Forscher des Canadian Water Network argumentieren, dass bei der quellnahen Abwasserüberwachung Bestehende WHO-Richtlinien zur öffentlichen Gesundheit müssen berücksichtigt und angepasst werden, um eine bestimmte Reihe bioethischer Bedenken zu berücksichtigen. Dazu gehören die Minimierung oder Offenlegung von Risiken, eine klare Rechtfertigung für die Verwendung identifizierbarer Daten und die Verpflichtung, Daten nicht an Stellen außerhalb des öffentlichen Gesundheitswesens weiterzugeben.

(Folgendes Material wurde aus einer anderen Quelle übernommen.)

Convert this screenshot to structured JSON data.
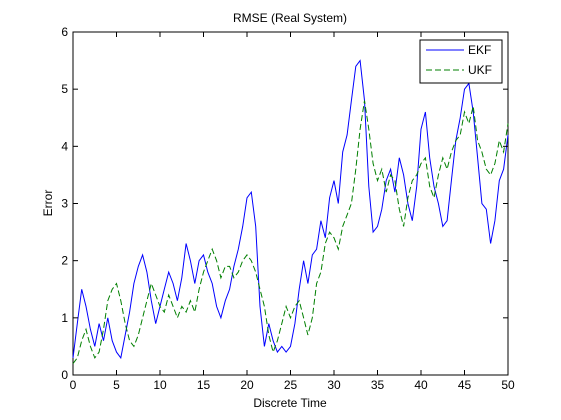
{
  "chart_data": {
    "type": "line",
    "title": "RMSE (Real System)",
    "xlabel": "Discrete Time",
    "ylabel": "Error",
    "xlim": [
      0,
      50
    ],
    "ylim": [
      0,
      6
    ],
    "xticks": [
      0,
      5,
      10,
      15,
      20,
      25,
      30,
      35,
      40,
      45,
      50
    ],
    "yticks": [
      0,
      1,
      2,
      3,
      4,
      5,
      6
    ],
    "grid": false,
    "legend": "top-right",
    "series": [
      {
        "name": "EKF",
        "color": "#0000ff",
        "style": "solid",
        "x": [
          0,
          0.5,
          1,
          1.5,
          2,
          2.5,
          3,
          3.5,
          4,
          4.5,
          5,
          5.5,
          6,
          6.5,
          7,
          7.5,
          8,
          8.5,
          9,
          9.5,
          10,
          10.5,
          11,
          11.5,
          12,
          12.5,
          13,
          13.5,
          14,
          14.5,
          15,
          15.5,
          16,
          16.5,
          17,
          17.5,
          18,
          18.5,
          19,
          19.5,
          20,
          20.5,
          21,
          21.5,
          22,
          22.5,
          23,
          23.5,
          24,
          24.5,
          25,
          25.5,
          26,
          26.5,
          27,
          27.5,
          28,
          28.5,
          29,
          29.5,
          30,
          30.5,
          31,
          31.5,
          32,
          32.5,
          33,
          33.5,
          34,
          34.5,
          35,
          35.5,
          36,
          36.5,
          37,
          37.5,
          38,
          38.5,
          39,
          39.5,
          40,
          40.5,
          41,
          41.5,
          42,
          42.5,
          43,
          43.5,
          44,
          44.5,
          45,
          45.5,
          46,
          46.5,
          47,
          47.5,
          48,
          48.5,
          49,
          49.5,
          50
        ],
        "values": [
          0.3,
          0.9,
          1.5,
          1.2,
          0.8,
          0.5,
          0.9,
          0.6,
          1.0,
          0.6,
          0.4,
          0.3,
          0.7,
          1.1,
          1.6,
          1.9,
          2.1,
          1.8,
          1.3,
          0.9,
          1.2,
          1.5,
          1.8,
          1.6,
          1.3,
          1.7,
          2.3,
          2.0,
          1.6,
          2.0,
          2.1,
          1.8,
          1.6,
          1.2,
          1.0,
          1.3,
          1.5,
          1.9,
          2.2,
          2.6,
          3.1,
          3.2,
          2.6,
          1.2,
          0.5,
          0.9,
          0.6,
          0.4,
          0.5,
          0.4,
          0.5,
          0.9,
          1.5,
          2.0,
          1.6,
          2.1,
          2.2,
          2.7,
          2.4,
          3.1,
          3.4,
          3.0,
          3.9,
          4.2,
          4.8,
          5.4,
          5.5,
          4.8,
          3.3,
          2.5,
          2.6,
          2.9,
          3.4,
          3.6,
          3.2,
          3.8,
          3.5,
          3.0,
          2.7,
          3.3,
          4.3,
          4.6,
          3.8,
          3.3,
          3.0,
          2.6,
          2.7,
          3.4,
          4.1,
          4.5,
          5.0,
          5.1,
          4.6,
          3.8,
          3.0,
          2.9,
          2.3,
          2.7,
          3.4,
          3.6,
          4.2
        ]
      },
      {
        "name": "UKF",
        "color": "#007f00",
        "style": "dashed",
        "x": [
          0,
          0.5,
          1,
          1.5,
          2,
          2.5,
          3,
          3.5,
          4,
          4.5,
          5,
          5.5,
          6,
          6.5,
          7,
          7.5,
          8,
          8.5,
          9,
          9.5,
          10,
          10.5,
          11,
          11.5,
          12,
          12.5,
          13,
          13.5,
          14,
          14.5,
          15,
          15.5,
          16,
          16.5,
          17,
          17.5,
          18,
          18.5,
          19,
          19.5,
          20,
          20.5,
          21,
          21.5,
          22,
          22.5,
          23,
          23.5,
          24,
          24.5,
          25,
          25.5,
          26,
          26.5,
          27,
          27.5,
          28,
          28.5,
          29,
          29.5,
          30,
          30.5,
          31,
          31.5,
          32,
          32.5,
          33,
          33.5,
          34,
          34.5,
          35,
          35.5,
          36,
          36.5,
          37,
          37.5,
          38,
          38.5,
          39,
          39.5,
          40,
          40.5,
          41,
          41.5,
          42,
          42.5,
          43,
          43.5,
          44,
          44.5,
          45,
          45.5,
          46,
          46.5,
          47,
          47.5,
          48,
          48.5,
          49,
          49.5,
          50
        ],
        "values": [
          0.2,
          0.3,
          0.6,
          0.8,
          0.5,
          0.3,
          0.4,
          0.8,
          1.3,
          1.5,
          1.6,
          1.3,
          0.9,
          0.6,
          0.5,
          0.7,
          1.0,
          1.3,
          1.6,
          1.4,
          1.2,
          1.1,
          1.4,
          1.2,
          1.0,
          1.2,
          1.1,
          1.3,
          1.1,
          1.5,
          1.8,
          2.0,
          2.2,
          2.0,
          1.7,
          1.9,
          1.9,
          1.7,
          1.8,
          2.0,
          2.1,
          2.0,
          1.8,
          1.5,
          1.2,
          0.7,
          0.4,
          0.6,
          0.9,
          1.2,
          1.0,
          1.2,
          1.3,
          1.0,
          0.7,
          1.0,
          1.6,
          1.8,
          2.3,
          2.5,
          2.4,
          2.2,
          2.6,
          2.8,
          3.0,
          3.6,
          4.3,
          4.8,
          4.3,
          3.7,
          3.4,
          3.6,
          3.2,
          3.5,
          3.4,
          2.9,
          2.6,
          3.1,
          3.4,
          3.5,
          3.7,
          3.8,
          3.3,
          3.1,
          3.5,
          3.8,
          3.6,
          3.9,
          4.1,
          4.2,
          4.6,
          4.4,
          4.7,
          4.1,
          3.9,
          3.6,
          3.5,
          3.7,
          4.1,
          3.9,
          4.4
        ]
      }
    ]
  }
}
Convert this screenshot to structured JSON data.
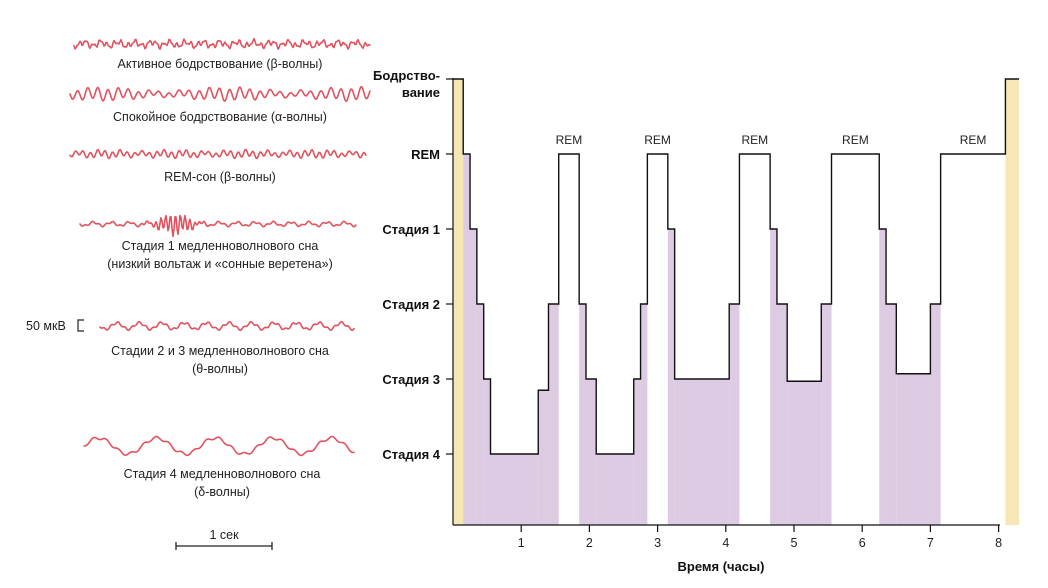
{
  "waves": [
    {
      "caption": [
        "Активное бодрствование (β-волны)"
      ]
    },
    {
      "caption": [
        "Спокойное бодрствование (α-волны)"
      ]
    },
    {
      "caption": [
        "REM-сон (β-волны)"
      ]
    },
    {
      "caption": [
        "Стадия 1 медленноволнового сна",
        "(низкий вольтаж и «сонные веретена»)"
      ]
    },
    {
      "caption": [
        "Стадии 2 и 3 медленноволнового сна",
        "(θ-волны)"
      ]
    },
    {
      "caption": [
        "Стадия 4 медленноволнового сна",
        "(δ-волны)"
      ]
    }
  ],
  "scale_voltage_label": "50 мкВ",
  "scale_time_label": "1 сек",
  "chart_data": {
    "type": "step-area",
    "xlabel": "Время (часы)",
    "x_ticks": [
      "1",
      "2",
      "3",
      "4",
      "5",
      "6",
      "7",
      "8"
    ],
    "xlim": [
      0,
      8.4
    ],
    "y_levels": [
      "Бодрство-\nвание",
      "REM",
      "Стадия 1",
      "Стадия 2",
      "Стадия 3",
      "Стадия 4"
    ],
    "y_level_values": [
      6,
      5,
      4,
      3,
      2,
      1
    ],
    "rem_label": "REM",
    "colors": {
      "sleep_fill": "#dccbe3",
      "wake_fill": "#f7e7b4",
      "line": "#111111"
    },
    "hypnogram": [
      {
        "x": 0.0,
        "y": 6
      },
      {
        "x": 0.15,
        "y": 5
      },
      {
        "x": 0.25,
        "y": 4
      },
      {
        "x": 0.35,
        "y": 3
      },
      {
        "x": 0.45,
        "y": 2
      },
      {
        "x": 0.55,
        "y": 1
      },
      {
        "x": 1.25,
        "y": 1.85
      },
      {
        "x": 1.4,
        "y": 3
      },
      {
        "x": 1.55,
        "y": 5
      },
      {
        "x": 1.85,
        "y": 3
      },
      {
        "x": 1.95,
        "y": 2
      },
      {
        "x": 2.1,
        "y": 1
      },
      {
        "x": 2.65,
        "y": 2
      },
      {
        "x": 2.75,
        "y": 3
      },
      {
        "x": 2.85,
        "y": 5
      },
      {
        "x": 3.15,
        "y": 4
      },
      {
        "x": 3.25,
        "y": 2
      },
      {
        "x": 4.05,
        "y": 3
      },
      {
        "x": 4.2,
        "y": 5
      },
      {
        "x": 4.65,
        "y": 4
      },
      {
        "x": 4.75,
        "y": 3
      },
      {
        "x": 4.9,
        "y": 1.97
      },
      {
        "x": 5.4,
        "y": 3
      },
      {
        "x": 5.55,
        "y": 5
      },
      {
        "x": 6.25,
        "y": 4
      },
      {
        "x": 6.35,
        "y": 3
      },
      {
        "x": 6.5,
        "y": 2.07
      },
      {
        "x": 7.0,
        "y": 3
      },
      {
        "x": 7.15,
        "y": 5
      },
      {
        "x": 8.1,
        "y": 6
      },
      {
        "x": 8.3,
        "y": 6
      }
    ],
    "rem_periods": [
      [
        1.55,
        1.85
      ],
      [
        2.85,
        3.15
      ],
      [
        4.2,
        4.65
      ],
      [
        5.55,
        6.25
      ],
      [
        7.15,
        8.1
      ]
    ],
    "wake_periods": [
      [
        0.0,
        0.15
      ],
      [
        8.1,
        8.3
      ]
    ]
  }
}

Da Unternehmen des Privatsektors zunehmend Abwasseruntersuchungen anbieten, wird der Bedarf an Leitlinien und Vorschriften immer dringender. Das jüngste Beteiligung des Privatsektors in der Abwasserüberwachung kann ethische, rechtliche und politische Probleme schaffen oder verschärfen.
Überlegte Anwendungen
Wir sprechen uns nicht gegen den Einsatz einer Abwasserüberwachung aus. Angesichts des potenziellen Schadens durch quellennahe Verfolgung an Standorten mit bestehenden Ungleichheiten ist es jedoch entscheidend, die Herausforderungen, Geschichten und langjährigen Bedenken zu berücksichtigen, die sich aus dieser Methode ergeben.
Wir sollten öffentliche Gespräche darüber führen, welche Informationen durch die Abwasserüberwachung gesammelt werden, wie und wo sie gesammelt werden, wen sie identifizieren und wer die Kontrolle über ihre Verwendung und möglicherweise ihren Verkauf hat.
Es ist auch unbedingt zu hinterfragen, welche anderen Versorgungsformen diese Art von Technologie verdrängen könnte, einschließlich staatlich finanzierter Tests, vorsorglicher Infektionsprävention und Maskierung.